A long time ago in a galaxy far, far away, IT as we know it didn't exist. I'm talking of course about the 1980s, when what we call IT was generally called MIS (management of information services). MIS was about automating back-office functions such as accounting and payroll. It was mostly based on mainframes, and MIS professionals were largely programmers, whose unique skill was the ability to design effectively at scale -- that is, write multi-thousand-line software programs. And the primary users of MIS were discrete business groups, not rank-and-file employees.

Enter IT. In the 1980s and early 1990s, two disruptive technologies emerged: the PC and the network. The benefit of these technologies was the ability to exchange and distribute information in real time, and the user base expanded from payroll and accounting to pretty much any office employee. And the key discipline shifted from the ability to write gigantic, well-organized programs to being able to interconnect disparate and heterogeneous systems.

The end result? MIS went away, and IT took its place. Although companies still employ application developers, many of the large, scalable applications are now delivered by third-party providers such as SAP and Oracle -- and increasingly today, in the form of software-as-a-service.

Get ready, folks: Things are about to change yet again.

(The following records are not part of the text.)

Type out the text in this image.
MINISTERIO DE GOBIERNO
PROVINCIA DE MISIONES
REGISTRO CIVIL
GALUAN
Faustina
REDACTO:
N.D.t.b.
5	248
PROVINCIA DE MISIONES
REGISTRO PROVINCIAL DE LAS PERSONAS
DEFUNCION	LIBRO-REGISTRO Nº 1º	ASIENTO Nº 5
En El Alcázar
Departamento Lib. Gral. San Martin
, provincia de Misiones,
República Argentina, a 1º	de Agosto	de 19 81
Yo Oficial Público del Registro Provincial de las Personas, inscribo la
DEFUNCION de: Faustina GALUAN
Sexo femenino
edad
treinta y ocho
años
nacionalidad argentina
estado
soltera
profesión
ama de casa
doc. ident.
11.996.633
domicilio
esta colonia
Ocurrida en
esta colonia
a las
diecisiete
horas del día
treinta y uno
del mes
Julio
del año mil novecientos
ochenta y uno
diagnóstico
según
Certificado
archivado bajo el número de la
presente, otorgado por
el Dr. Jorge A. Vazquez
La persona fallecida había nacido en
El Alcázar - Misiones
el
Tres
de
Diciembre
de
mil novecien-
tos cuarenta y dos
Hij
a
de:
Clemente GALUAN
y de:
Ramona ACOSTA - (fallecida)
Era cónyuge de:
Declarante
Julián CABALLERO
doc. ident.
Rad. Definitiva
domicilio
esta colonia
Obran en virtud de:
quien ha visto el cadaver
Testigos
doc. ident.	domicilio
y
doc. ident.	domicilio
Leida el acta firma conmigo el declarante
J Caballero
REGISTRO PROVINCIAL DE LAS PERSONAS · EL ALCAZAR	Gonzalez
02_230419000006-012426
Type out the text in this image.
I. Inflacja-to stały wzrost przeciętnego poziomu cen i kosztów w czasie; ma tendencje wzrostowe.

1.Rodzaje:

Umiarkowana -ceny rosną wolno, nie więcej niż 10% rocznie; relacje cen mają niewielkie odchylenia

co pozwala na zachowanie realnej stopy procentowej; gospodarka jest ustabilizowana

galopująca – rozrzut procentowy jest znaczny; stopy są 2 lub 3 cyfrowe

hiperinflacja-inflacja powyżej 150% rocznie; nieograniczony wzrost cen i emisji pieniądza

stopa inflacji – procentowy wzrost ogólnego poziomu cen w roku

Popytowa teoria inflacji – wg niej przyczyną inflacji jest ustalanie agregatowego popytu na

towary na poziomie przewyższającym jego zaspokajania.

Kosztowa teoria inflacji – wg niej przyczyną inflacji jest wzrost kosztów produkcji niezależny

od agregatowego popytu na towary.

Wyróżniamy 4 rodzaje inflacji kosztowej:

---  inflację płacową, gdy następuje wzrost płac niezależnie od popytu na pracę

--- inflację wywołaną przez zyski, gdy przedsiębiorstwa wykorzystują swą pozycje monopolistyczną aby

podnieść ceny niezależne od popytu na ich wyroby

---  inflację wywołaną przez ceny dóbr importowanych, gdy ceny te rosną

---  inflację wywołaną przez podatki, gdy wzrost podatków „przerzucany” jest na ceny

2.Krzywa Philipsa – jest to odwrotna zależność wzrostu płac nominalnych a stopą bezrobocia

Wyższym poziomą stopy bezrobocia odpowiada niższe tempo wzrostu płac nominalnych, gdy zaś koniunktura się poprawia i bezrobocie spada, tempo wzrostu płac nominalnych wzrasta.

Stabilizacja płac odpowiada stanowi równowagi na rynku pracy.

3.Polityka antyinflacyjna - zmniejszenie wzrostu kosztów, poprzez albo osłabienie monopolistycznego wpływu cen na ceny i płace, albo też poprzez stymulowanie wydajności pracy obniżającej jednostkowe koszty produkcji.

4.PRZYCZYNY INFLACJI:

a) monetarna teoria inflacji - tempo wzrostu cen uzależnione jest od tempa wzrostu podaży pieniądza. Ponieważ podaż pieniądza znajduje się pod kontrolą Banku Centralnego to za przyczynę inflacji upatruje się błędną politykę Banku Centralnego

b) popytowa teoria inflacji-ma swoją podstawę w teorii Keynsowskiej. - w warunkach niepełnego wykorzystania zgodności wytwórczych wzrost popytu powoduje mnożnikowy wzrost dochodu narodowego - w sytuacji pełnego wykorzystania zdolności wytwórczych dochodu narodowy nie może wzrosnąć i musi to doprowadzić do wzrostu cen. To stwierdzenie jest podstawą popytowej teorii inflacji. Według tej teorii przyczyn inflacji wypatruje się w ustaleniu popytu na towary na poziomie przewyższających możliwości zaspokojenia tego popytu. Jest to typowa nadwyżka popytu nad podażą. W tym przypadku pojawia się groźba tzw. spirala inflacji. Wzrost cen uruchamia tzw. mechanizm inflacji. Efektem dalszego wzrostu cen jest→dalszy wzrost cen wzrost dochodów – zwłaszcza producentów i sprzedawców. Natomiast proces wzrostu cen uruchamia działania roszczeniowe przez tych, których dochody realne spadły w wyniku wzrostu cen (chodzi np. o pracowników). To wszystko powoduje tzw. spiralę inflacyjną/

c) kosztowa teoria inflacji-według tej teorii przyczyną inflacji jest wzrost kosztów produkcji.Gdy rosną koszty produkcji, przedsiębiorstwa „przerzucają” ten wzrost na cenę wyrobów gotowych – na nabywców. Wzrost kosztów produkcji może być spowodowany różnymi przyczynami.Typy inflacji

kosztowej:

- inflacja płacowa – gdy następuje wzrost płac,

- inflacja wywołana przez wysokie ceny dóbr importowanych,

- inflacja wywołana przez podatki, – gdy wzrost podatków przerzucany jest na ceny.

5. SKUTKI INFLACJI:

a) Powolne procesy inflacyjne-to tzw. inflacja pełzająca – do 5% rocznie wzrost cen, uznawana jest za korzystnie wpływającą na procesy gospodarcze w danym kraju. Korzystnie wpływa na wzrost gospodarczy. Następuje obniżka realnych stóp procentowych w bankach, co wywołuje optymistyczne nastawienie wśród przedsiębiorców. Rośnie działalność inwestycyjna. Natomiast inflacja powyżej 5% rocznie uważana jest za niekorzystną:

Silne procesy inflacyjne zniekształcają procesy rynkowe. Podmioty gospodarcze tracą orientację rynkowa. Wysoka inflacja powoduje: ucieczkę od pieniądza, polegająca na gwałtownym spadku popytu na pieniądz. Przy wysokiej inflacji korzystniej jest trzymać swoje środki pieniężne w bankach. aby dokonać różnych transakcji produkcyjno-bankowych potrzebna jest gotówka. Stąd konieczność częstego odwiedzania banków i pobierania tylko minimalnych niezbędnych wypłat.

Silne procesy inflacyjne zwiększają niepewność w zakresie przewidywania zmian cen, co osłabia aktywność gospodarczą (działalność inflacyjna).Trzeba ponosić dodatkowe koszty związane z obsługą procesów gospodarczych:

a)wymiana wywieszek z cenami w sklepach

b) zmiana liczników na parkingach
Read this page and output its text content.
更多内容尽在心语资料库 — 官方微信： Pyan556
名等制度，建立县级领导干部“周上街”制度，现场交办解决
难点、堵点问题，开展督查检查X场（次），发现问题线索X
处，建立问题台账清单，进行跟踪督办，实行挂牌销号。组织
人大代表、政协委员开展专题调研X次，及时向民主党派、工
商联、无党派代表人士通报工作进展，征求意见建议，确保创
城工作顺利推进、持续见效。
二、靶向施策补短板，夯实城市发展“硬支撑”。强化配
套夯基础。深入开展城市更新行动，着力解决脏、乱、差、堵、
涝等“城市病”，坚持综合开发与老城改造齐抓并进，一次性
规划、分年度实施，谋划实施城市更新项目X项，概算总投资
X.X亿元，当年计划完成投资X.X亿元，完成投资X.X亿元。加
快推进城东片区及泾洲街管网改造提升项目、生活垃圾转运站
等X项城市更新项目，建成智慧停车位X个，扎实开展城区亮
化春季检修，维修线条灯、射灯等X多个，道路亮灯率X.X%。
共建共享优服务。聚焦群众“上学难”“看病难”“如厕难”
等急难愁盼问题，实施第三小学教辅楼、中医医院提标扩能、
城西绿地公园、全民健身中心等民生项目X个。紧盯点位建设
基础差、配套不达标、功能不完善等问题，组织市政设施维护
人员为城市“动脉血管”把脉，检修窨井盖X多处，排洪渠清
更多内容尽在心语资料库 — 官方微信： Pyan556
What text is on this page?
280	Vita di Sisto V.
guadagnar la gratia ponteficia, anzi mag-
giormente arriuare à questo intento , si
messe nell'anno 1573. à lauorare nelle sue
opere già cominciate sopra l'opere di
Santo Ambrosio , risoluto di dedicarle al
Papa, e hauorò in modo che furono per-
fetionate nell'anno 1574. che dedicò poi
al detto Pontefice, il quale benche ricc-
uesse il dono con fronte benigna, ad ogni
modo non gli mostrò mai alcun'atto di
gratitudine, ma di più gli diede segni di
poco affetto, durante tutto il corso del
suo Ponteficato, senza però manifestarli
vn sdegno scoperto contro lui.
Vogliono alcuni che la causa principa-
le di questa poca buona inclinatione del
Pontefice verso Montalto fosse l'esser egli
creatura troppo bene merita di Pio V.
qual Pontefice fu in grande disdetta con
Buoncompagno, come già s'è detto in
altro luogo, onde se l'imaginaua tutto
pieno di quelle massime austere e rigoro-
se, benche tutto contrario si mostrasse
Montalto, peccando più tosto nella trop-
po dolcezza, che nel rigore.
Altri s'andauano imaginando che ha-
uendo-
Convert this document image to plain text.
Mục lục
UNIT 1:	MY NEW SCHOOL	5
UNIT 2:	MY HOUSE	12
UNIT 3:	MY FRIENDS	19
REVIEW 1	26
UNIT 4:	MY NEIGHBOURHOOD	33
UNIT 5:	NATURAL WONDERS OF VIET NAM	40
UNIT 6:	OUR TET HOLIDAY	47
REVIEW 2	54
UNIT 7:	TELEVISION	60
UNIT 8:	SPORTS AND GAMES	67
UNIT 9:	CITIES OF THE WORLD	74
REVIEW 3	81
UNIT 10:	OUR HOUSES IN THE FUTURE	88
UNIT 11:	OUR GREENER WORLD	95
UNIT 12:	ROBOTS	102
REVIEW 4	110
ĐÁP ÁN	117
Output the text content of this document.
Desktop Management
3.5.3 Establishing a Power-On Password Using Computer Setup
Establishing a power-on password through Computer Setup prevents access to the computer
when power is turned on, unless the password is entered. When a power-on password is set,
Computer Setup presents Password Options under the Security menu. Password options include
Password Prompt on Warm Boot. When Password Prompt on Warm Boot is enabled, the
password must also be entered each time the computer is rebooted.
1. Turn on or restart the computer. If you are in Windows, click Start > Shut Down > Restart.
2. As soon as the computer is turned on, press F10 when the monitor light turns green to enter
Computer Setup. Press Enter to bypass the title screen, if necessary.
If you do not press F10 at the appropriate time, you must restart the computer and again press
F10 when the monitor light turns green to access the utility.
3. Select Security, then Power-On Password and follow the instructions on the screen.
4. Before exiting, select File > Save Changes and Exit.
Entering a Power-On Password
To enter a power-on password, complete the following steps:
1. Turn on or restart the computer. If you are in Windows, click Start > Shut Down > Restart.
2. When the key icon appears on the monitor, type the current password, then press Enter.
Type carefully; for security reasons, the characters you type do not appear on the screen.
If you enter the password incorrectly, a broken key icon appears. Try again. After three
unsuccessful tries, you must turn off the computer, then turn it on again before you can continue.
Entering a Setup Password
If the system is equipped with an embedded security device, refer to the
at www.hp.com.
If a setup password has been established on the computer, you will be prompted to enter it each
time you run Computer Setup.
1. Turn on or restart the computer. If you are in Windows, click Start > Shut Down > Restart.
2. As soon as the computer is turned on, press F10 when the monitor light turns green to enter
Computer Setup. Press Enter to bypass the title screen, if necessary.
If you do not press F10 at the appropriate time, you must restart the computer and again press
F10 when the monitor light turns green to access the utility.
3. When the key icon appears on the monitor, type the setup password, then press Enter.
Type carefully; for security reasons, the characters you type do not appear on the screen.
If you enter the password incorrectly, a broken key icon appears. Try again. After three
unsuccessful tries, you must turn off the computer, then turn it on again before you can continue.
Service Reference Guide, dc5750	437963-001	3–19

IT is morphing into "enterprise technology." And just as IT represented the expansion of technology from the old "glass house" of MIS to a broader group of office workers, ET represents an expansion of technology beyond office workers to every employee -- and more importantly, every device and system -- in an organization, even those who don't historically work with computers and phones.

The core benefit of ET is the ability to correlate vast amounts of information in real time -- and to actively control the physical world based on that information. Because ET is intimately connected with the physical world, its core architecture can best be described as "embedded."

An indicator: AT&T recently shifted its accounting to specifically include revenue generated from "connected devices" (machine-to-machine, including Amazon Kindles and heathcare monitors).

As with the shift from MIS to IT, the shift from IT to ET is disruptive. The old skills -- in this case, the ability to interconnect heterogenous devices and systems -- are becoming less strategic, just as the ability to write gigantic software packages became less important during the shift from MIS to IT. Instead, the emphasis is shifting to technologies that extend and integrate with the physical world. Some characteristics of these enterprise technologies:

  • They involve some element of integration with the physical world. Examples: sensor networks, display technologies, smart grids, wireless monitoring devices.

  • They are real-time.

  • They involve large to very large amounts of data (Example: business intelligence).

  • They can often be used to control, not just monitor, the physical environment (Examples: power control networks, telerobotics)

  • They are intrinsic to an organisation's business.